2. To make the filling, place zucchini in a colander set over a large bowl. Sprinkle with 3/4 tsp salt and allow to sit for 30 minutes, using a kitchen towel to squeeze excess water out of zucchini.
3. Melt 2 tbsp butter with 4 tsp olive oil in a large skillet over medium heat. Add onion and cook until translucent, about 7 minutes. Add garlic and saute for 30 seconds before adding zucchini and lemon juice. Reduce heat to medium-low and cook for 12 minutes, stirring occasionally, until zucchini is tender.
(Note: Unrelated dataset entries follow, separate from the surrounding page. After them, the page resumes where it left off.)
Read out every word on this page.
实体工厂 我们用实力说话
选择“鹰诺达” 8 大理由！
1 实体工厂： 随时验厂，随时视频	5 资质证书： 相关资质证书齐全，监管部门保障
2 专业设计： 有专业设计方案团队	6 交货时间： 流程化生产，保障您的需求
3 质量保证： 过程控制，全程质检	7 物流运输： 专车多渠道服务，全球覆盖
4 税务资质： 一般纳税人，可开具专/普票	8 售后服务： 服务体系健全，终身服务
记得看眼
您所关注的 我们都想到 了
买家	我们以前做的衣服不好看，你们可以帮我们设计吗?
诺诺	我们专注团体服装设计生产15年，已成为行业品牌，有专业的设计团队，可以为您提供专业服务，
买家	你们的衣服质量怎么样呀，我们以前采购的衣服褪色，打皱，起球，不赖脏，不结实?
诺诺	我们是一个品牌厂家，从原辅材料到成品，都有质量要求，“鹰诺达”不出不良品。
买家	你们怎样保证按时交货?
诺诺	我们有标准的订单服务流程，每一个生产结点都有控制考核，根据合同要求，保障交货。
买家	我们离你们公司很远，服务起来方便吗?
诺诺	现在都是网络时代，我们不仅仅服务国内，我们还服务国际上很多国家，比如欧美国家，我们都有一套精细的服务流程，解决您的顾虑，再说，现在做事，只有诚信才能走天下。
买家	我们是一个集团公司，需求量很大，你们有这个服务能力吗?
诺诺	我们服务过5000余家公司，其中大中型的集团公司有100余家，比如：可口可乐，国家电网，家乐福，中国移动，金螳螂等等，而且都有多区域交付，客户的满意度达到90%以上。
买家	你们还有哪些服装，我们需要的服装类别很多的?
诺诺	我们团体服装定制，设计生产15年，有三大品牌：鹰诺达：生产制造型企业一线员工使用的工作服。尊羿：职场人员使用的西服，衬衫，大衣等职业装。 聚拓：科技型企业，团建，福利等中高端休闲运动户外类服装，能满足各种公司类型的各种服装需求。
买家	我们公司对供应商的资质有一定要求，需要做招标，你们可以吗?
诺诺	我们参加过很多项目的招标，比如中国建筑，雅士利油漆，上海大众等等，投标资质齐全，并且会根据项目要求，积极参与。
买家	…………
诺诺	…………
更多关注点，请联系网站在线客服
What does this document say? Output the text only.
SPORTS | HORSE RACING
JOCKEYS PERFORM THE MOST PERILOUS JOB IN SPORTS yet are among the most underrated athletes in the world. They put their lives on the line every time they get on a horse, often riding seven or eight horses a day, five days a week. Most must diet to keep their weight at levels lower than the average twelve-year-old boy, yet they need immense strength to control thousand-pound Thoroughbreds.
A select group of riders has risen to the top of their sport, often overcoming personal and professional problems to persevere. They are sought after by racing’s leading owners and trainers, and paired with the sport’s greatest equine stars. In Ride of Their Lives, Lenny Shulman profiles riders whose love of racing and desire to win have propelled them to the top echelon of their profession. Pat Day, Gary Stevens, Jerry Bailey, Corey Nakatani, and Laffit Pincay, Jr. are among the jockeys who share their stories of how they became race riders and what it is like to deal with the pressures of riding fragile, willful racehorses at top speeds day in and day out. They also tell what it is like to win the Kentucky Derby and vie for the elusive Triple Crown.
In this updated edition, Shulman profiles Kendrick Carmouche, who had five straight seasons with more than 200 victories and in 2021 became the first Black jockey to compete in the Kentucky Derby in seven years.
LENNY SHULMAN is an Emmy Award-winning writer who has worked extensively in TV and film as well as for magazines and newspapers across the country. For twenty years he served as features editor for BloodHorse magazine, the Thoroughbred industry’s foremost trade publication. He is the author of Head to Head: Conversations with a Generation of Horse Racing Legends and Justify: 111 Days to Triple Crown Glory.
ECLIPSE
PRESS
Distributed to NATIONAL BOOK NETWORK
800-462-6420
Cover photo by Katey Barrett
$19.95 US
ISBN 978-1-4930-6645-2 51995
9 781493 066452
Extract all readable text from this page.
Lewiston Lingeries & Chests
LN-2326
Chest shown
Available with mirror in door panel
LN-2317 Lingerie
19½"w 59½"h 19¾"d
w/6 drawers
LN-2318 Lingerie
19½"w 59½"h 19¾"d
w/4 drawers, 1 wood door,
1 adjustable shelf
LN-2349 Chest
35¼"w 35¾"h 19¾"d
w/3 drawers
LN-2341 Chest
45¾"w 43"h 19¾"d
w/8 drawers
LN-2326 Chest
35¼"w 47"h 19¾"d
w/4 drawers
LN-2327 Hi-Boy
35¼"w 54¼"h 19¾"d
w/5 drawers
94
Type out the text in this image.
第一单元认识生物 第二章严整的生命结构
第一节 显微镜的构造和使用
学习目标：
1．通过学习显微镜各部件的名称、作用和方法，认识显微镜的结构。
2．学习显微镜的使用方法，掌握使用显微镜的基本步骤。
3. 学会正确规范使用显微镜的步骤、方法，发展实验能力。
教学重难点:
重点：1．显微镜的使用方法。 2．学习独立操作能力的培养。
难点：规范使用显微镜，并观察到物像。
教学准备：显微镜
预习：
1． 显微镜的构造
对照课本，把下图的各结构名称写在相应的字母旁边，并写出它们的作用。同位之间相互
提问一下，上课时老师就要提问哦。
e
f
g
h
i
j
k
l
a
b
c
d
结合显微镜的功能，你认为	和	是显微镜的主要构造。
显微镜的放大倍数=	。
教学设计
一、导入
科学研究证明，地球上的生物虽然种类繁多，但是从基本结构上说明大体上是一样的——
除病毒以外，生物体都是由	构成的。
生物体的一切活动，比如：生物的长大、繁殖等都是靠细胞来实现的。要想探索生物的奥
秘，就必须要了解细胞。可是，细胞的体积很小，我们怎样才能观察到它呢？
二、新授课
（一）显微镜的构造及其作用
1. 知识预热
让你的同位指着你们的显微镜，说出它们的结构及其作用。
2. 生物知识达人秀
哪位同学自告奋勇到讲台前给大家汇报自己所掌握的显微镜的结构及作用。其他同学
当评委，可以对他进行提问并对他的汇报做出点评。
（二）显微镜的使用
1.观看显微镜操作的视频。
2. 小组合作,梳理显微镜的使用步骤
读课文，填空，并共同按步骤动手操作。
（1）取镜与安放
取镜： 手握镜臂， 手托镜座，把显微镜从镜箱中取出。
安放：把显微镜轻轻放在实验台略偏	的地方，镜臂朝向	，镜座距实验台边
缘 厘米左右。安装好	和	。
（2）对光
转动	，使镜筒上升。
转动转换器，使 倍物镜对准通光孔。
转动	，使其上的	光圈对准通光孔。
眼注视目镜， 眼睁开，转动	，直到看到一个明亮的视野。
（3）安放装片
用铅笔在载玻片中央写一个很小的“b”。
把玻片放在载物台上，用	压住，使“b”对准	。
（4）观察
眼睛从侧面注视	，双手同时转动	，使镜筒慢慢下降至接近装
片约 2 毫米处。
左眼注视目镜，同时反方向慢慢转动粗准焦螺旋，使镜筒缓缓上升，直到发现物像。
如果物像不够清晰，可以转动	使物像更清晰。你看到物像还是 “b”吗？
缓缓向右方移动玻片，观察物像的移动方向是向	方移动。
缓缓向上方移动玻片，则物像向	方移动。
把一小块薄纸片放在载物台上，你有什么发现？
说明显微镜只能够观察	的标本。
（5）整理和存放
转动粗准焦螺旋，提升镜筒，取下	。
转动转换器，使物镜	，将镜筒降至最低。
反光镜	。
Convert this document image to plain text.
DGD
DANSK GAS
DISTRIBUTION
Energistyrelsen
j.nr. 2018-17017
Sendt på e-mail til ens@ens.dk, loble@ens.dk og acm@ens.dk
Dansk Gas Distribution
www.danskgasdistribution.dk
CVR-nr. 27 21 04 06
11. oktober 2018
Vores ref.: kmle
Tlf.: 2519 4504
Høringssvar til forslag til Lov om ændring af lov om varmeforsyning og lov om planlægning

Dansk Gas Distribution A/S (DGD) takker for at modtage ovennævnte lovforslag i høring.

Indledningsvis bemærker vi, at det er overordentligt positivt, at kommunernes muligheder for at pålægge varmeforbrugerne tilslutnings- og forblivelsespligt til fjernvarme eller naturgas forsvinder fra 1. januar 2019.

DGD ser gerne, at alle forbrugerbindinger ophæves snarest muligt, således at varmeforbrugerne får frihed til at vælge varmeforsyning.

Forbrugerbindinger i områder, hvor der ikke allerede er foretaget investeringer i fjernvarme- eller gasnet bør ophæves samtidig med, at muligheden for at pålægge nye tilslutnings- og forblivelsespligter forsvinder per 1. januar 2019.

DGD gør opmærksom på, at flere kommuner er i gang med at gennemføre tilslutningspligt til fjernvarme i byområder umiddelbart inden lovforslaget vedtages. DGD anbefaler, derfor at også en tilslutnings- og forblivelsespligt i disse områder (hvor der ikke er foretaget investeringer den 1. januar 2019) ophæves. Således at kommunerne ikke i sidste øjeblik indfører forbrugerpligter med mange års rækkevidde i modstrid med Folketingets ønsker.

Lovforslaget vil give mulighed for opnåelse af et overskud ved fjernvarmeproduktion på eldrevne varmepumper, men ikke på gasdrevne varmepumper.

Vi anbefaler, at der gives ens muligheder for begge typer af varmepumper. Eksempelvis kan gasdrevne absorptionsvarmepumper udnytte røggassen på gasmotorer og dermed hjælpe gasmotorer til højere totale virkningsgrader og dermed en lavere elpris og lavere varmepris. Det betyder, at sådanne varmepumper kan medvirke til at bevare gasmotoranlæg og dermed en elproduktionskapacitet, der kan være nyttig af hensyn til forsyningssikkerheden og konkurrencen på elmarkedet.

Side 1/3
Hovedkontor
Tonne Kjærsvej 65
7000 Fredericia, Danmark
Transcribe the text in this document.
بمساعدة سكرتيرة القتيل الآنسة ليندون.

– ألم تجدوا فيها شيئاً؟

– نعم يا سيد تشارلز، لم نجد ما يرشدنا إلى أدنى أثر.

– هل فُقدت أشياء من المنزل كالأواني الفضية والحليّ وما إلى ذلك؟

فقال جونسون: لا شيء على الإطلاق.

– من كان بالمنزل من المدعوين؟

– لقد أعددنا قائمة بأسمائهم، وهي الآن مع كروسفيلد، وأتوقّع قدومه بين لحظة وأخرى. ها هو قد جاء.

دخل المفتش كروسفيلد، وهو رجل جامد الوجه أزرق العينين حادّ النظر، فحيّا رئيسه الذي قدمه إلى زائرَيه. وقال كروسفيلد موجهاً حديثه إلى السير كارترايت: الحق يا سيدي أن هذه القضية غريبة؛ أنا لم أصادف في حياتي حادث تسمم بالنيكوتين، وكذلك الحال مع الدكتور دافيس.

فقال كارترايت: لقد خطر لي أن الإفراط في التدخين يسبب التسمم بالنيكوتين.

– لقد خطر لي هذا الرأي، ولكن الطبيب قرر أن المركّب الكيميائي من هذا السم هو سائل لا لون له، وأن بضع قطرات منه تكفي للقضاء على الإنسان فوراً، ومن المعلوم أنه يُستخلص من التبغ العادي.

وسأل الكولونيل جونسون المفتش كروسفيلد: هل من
4. In a separate bowl, mix ricotta, 1/3 cup Parmesan, egg, lemon zest, 1/2 tsp pepper, and remaining 1/2 tsp salt. When zucchini mixture has cooled, add it to the ricotta mixture.
5. Line 2 baking pans with parchment paper. Remove dough discs from fridge and divide each into 3 pieces (6 total). On a floured surface, roll each piece out to 1/8-inch thickness. Transfer dough pieces to baking sheet and top with approximately 1/2 cup of the filling, leaving approximately 1 1/2 inches of a border.
6. Carefully fold up the border, pleating dough edges to create a round pastry. Repeat with remaining dough pieces. Melt 2 tbsp butter and brush onto dough rounds. Sprinkle with additional Parmesan cheese and sea salt.
7. Bake at 375F for 15 minutes, until crust is golden and filling is set. Reduce temperature to 325F and bake for an additional 20-25 minutes. Allow to rest for 5 minutes before removing from the pans. Serve warm or at room temperature.